А поняв, почувствовал внезапную болезненную радость. Этого он и хотел. Литвин был мрачен, смольнянин и так уже на ладан дышал, но, узнав свою участь, пришел в уныние, он все-таки надеялся выздороветь, уехать в имение, где у него, по его словам, есть запасы меда, бортники летом много пудов набрали, а в замок привезти не успели.
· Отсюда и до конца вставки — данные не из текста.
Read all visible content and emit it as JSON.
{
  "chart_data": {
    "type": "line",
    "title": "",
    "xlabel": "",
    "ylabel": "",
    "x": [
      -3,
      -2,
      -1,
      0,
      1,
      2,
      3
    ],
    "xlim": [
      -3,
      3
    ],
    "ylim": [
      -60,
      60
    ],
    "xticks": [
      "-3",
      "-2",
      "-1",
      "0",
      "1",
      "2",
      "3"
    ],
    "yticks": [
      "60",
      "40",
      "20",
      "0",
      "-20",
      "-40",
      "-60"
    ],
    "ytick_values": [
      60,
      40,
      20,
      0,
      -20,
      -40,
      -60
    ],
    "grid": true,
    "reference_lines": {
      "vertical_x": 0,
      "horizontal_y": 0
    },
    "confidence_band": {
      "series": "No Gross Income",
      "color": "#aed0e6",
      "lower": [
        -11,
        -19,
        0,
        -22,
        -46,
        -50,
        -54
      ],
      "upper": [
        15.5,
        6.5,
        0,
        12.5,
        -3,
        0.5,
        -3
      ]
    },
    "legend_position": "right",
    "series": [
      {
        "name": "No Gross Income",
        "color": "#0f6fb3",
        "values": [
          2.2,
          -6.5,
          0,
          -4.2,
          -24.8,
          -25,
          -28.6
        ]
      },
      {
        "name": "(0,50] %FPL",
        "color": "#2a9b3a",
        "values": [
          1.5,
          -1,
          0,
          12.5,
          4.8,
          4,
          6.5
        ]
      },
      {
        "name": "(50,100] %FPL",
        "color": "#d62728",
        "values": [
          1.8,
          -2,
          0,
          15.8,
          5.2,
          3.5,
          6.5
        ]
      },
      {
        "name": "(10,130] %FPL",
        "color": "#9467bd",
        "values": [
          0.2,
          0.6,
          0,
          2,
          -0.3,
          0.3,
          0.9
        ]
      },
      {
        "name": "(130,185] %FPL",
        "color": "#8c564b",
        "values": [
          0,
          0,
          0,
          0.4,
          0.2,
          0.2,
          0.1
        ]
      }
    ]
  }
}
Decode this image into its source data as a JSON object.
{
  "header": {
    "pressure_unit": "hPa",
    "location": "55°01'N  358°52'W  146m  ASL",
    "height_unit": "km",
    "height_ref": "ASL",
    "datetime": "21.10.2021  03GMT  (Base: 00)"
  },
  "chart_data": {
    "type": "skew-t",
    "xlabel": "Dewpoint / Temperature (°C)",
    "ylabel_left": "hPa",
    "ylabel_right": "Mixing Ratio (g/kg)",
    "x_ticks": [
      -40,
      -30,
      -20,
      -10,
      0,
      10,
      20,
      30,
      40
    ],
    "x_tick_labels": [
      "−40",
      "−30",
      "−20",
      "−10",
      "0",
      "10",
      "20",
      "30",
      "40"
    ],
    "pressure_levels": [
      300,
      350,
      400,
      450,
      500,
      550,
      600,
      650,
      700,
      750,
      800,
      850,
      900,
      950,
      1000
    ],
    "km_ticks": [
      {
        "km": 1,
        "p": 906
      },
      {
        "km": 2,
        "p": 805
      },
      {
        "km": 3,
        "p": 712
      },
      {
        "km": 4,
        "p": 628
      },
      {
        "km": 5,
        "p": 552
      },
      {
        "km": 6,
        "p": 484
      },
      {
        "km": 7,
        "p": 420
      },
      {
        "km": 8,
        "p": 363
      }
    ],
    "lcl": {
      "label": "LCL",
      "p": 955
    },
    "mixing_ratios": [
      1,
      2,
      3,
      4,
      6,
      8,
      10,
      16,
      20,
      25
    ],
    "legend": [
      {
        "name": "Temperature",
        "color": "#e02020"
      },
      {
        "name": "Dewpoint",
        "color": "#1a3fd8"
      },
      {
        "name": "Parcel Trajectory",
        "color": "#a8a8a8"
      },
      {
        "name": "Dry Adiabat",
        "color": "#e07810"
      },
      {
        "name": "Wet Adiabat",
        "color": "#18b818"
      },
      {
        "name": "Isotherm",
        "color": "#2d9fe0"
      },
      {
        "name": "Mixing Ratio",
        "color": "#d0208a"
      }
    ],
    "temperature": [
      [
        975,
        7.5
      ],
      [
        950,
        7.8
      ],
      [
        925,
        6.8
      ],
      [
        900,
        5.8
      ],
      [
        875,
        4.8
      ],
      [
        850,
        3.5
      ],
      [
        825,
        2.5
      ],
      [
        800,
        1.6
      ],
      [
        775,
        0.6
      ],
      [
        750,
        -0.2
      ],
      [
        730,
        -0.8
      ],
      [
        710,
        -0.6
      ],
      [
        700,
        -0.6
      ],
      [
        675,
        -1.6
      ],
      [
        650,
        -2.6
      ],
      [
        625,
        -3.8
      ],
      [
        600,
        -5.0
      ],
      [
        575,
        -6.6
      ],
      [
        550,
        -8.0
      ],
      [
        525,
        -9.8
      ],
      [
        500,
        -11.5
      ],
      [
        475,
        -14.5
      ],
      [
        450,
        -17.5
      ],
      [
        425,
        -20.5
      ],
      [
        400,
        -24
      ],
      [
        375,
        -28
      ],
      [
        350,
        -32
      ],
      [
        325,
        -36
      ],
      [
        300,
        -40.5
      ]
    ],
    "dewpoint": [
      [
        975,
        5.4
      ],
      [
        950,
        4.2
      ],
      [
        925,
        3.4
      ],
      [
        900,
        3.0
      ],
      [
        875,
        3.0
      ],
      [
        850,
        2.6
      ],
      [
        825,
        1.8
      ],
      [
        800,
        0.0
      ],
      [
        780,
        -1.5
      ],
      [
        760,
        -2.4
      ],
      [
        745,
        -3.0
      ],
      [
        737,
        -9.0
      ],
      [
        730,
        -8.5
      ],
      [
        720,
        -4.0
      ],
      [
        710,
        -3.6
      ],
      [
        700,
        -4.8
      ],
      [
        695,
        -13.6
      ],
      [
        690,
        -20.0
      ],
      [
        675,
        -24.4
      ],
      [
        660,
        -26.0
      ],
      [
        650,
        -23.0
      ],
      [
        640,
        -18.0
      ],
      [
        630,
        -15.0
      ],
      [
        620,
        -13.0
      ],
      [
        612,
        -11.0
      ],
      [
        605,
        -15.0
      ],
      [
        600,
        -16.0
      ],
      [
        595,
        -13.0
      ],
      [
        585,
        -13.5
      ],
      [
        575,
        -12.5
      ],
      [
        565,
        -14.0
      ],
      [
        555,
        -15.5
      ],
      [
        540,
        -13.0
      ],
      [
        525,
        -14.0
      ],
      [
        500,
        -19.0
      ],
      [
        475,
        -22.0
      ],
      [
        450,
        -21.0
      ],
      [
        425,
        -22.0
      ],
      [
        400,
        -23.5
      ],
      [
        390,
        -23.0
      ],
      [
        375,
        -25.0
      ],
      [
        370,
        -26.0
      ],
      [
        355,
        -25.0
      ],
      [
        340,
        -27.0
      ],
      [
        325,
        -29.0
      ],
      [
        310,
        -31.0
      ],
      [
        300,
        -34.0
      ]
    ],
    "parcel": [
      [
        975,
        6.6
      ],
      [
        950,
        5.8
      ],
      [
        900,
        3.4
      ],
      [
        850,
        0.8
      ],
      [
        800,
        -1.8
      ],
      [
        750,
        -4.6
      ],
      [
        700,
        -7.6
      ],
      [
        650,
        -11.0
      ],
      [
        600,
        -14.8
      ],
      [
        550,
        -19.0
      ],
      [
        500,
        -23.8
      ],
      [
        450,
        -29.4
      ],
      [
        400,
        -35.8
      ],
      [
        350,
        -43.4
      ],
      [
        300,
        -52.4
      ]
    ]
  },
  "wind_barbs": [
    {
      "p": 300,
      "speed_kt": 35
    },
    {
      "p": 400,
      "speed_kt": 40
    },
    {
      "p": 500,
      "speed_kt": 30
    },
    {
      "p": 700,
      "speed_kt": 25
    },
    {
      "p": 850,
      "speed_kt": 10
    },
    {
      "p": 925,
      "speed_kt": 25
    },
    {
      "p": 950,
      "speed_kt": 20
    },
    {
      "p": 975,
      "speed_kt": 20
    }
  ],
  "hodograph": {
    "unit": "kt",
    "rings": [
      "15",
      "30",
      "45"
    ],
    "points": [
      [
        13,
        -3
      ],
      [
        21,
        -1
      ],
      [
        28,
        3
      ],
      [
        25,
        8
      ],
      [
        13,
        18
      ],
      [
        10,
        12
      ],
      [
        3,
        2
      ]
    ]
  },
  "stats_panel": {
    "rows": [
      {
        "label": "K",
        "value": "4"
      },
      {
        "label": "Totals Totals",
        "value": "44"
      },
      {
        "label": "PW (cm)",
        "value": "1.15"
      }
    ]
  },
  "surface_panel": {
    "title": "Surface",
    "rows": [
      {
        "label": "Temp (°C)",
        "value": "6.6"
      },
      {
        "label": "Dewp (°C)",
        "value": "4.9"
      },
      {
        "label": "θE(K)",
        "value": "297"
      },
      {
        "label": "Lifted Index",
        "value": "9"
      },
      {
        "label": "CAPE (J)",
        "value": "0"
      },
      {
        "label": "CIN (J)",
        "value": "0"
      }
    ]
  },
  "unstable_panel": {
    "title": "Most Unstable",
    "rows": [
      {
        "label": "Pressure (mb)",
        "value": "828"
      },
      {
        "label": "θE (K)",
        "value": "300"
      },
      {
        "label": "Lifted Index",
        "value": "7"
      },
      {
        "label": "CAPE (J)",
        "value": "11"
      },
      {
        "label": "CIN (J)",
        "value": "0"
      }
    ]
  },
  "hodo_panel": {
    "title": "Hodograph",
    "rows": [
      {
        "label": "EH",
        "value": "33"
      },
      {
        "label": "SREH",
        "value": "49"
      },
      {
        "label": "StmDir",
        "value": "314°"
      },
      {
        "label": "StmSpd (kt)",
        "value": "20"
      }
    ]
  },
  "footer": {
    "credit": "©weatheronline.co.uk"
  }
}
— Что же худого, если православный влечется к своим собратьям, — бормотал он, кашляя. — В граде не осталось ни единого храма нашей старожитной греческой веры… Успенский храм обратили в костел, да и все остальные… Мощи преподобного Авраамия пограбили в монастыре, а сам монастырь отдали доминиканцам этим вашим… Вознесенский монастырь — иезуитам… Кх-рра-ха-ах…тьфу… В церкви Петра и Павла — костел за Днепром. Троицкий монастырь на Кловке… так там эти… базилиане, прости господи… Где же православному в сем граде помолиться? Негде… Вот я и побежал было… И должен за то приять смерть. Да есть ли у вашего короля сердце?..
Никто ему не отвечал.
…Поздно вечером к избе снова кто-то подъехал. Послышались голоса. И дверь, кашляя не хуже больного обреченного смольнянина, отворилась. В дверном проеме маячил в свете убывающей луны силуэт в меховой высокой шапке.
— Здесь жив еще пан Вржосек? — послышался вопрос.
Николаус смотрел и медлил с ответом.
— Эй! — снова окликнул этот человек.
— Да, — ответил наконец Николаус.
Человек в меховом плаще и меховой шапке всматривался.
— Гадостью здесь пахнет!.. Давай, выходи, на воздухе говорить будем.
И Николаус поднялся и вышел. Мороз прошибал его грязную худую одежду, снег под ногами скрежетал. Пан в меховом плаще с вислыми пегими усами осматривал узника.
— Хм, ты, гляжу, пан, совсем чахлый.
Николаус молчал. Стражник переминался с ноги на ногу.